(Editoriale pubblicato sul settimanale “Pagina99” del 6 Dicembre 2014)

  

I cani antidroga fiutano gli stupefacenti perché sono in crisi d’astinenza.

I poliziotti sono esperti di arti marziali e tecniche di autodifesa. 

Siete tutti estremisti.

È  arrivata la  Polizia in assetto antisommossa.

Che ci vuole a immobilizzare un ubriaco? 

È partita una carica “di alleggerimento”.

Le volanti hanno i motori elaborati.

Le notti e gli straordinari ve li pagano il doppio.

Anche Pasolini stava coi poliziotti.

Tagliano lo stipendio a tutti, ma agli sbirri lo aumentano per tenerli buoni.

I poliziotti non vengono mai condannati. E se li condannano, non perdono mai il lavoro.

In Polizia basta un diploma per fare carriera.

Quando si mettono il casco è il segnale che stanno per caricare.

Si sono tolti il casco per solidarizzare coi manifestanti.

I poliziotti annunciano lo sciopero.

Si chiamano celerini.

L’avvocato ai poliziotti glielo paga lo Stato.

 

Sono in Polizia da diciotto anni e da diciotto anni sento queste frasi. Da cittadini come da politici, sui social network come sui giornali.

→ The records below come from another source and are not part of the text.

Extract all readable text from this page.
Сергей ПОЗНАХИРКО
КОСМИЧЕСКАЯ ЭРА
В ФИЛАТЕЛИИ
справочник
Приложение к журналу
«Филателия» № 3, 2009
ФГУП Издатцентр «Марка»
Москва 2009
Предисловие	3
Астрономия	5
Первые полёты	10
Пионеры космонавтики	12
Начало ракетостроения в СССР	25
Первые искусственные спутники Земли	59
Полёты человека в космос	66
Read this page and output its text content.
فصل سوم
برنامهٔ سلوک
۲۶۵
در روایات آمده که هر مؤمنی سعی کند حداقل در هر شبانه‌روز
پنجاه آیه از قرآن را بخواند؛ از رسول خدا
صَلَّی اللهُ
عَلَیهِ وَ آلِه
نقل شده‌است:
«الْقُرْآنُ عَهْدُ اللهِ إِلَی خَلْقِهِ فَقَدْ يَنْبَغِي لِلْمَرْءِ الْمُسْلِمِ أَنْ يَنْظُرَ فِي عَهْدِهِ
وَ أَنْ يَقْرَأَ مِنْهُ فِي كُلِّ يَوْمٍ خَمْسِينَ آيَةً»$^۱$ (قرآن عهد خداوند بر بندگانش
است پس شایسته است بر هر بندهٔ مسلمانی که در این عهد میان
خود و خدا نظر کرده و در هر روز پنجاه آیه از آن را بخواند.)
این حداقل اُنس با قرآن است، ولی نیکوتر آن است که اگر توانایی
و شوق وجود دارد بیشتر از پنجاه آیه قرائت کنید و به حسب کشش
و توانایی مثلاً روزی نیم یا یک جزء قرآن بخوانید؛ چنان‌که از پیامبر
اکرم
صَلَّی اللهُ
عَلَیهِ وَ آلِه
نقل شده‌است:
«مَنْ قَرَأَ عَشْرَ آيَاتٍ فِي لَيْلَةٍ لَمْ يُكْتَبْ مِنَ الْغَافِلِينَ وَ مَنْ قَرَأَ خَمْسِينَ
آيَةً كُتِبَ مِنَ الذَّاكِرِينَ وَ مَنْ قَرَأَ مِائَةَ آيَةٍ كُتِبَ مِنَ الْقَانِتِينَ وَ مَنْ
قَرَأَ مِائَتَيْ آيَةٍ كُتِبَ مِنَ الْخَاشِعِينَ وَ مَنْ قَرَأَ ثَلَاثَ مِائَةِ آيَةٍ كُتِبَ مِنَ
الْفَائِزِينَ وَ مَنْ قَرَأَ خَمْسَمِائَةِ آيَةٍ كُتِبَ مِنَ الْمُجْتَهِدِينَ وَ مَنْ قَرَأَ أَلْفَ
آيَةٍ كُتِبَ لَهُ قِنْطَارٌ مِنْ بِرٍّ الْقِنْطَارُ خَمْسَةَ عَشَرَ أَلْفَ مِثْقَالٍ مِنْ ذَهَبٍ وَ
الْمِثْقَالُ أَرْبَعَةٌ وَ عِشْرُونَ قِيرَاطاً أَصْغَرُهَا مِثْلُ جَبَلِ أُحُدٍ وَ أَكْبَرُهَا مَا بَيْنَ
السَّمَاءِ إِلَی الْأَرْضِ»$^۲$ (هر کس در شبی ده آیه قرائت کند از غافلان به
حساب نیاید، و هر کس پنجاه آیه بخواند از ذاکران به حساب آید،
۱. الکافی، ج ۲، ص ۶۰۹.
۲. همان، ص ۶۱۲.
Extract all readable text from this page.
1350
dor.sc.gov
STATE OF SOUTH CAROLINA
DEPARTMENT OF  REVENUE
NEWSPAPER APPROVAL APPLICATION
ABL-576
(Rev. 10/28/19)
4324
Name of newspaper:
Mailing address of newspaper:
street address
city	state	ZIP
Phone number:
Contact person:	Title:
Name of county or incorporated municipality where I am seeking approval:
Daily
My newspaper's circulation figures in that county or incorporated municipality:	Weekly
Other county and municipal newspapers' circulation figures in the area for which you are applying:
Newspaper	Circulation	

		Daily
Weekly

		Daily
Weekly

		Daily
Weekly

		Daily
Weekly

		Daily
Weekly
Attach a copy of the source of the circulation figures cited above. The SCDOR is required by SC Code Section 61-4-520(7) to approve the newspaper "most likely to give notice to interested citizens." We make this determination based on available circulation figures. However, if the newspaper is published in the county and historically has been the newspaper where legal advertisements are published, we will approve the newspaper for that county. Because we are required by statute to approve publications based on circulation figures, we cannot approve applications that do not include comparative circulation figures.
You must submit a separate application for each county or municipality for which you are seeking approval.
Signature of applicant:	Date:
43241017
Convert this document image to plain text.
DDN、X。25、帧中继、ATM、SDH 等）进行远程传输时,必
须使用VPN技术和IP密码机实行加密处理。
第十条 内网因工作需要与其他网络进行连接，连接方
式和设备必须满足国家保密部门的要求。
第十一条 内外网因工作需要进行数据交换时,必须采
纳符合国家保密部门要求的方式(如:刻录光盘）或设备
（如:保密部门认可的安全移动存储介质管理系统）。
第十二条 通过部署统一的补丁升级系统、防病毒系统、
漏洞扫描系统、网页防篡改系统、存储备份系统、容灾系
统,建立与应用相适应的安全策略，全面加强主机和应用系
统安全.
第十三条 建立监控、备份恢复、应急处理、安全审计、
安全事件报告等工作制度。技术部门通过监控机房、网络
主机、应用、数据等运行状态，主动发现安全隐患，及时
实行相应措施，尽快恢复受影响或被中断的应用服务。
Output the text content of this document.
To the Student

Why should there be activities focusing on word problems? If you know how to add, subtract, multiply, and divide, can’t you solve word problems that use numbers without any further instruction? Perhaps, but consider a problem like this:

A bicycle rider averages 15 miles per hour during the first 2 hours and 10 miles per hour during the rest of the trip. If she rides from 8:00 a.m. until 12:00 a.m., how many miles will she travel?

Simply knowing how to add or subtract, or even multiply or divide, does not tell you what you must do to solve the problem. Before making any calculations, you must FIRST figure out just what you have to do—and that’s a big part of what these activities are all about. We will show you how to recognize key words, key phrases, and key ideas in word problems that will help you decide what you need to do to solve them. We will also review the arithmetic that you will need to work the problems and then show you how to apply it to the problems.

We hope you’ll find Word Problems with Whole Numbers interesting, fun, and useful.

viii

Eppure nessuna di queste frasi è vera.

Lo spazio per le elucubrazioni è grande, perché di Polizia si parla poco e con poca cognizione di causa, spesso scadendo nel grottesco dibattito tra chi sta “pro” o “contro” la Polizia, come se la Polizia non fosse interesse di tutta la collettività.

Noi poliziotti viviamo un momento di confusione e abbandono.

La confusione di chi, ogni giorno, diventa valvola di sfogo di tanti problemi diversi: crisi economica, vertenze di lavoro, problematiche ambientali, tensioni razziali, rabbia verso i politici. In questo contesto noi operiamo senza regole chiare, senza strumenti idonei e protocolli dintervento definiti e, purtroppo, è facile scaricare le responsabilità verso l’operatore che si trova a lavorare in strada, piuttosto che su chi riveste ruoli dirigenziali e politici.

Ci viene richiesta una professionalità che la nostra stessa Amministrazione mortifica con tagli alle risorse, mancanza di formazione, blocchi stipendiali e di carriera, smantellamento dei presidi locali, politiche concorsuali assurde, mezzi di servizio trascurati, caserme fatiscenti. Passando per quella militarizzazione del percorso di ingresso in Polizia di cui Pagina99 ha scritto nella sua inchiesta.

Serve un dialogo ampio e immediato che parta dalla politica e coinvolga le parti sindacali per affrontare problemi ormai ineludibili, prima che il senso di abbandono di chi indossa una divisa porti a pericolose chiusure corporative.

Prima di solcare una nuova e insopportabile distanza tra chi difende e chi dev’essere difeso.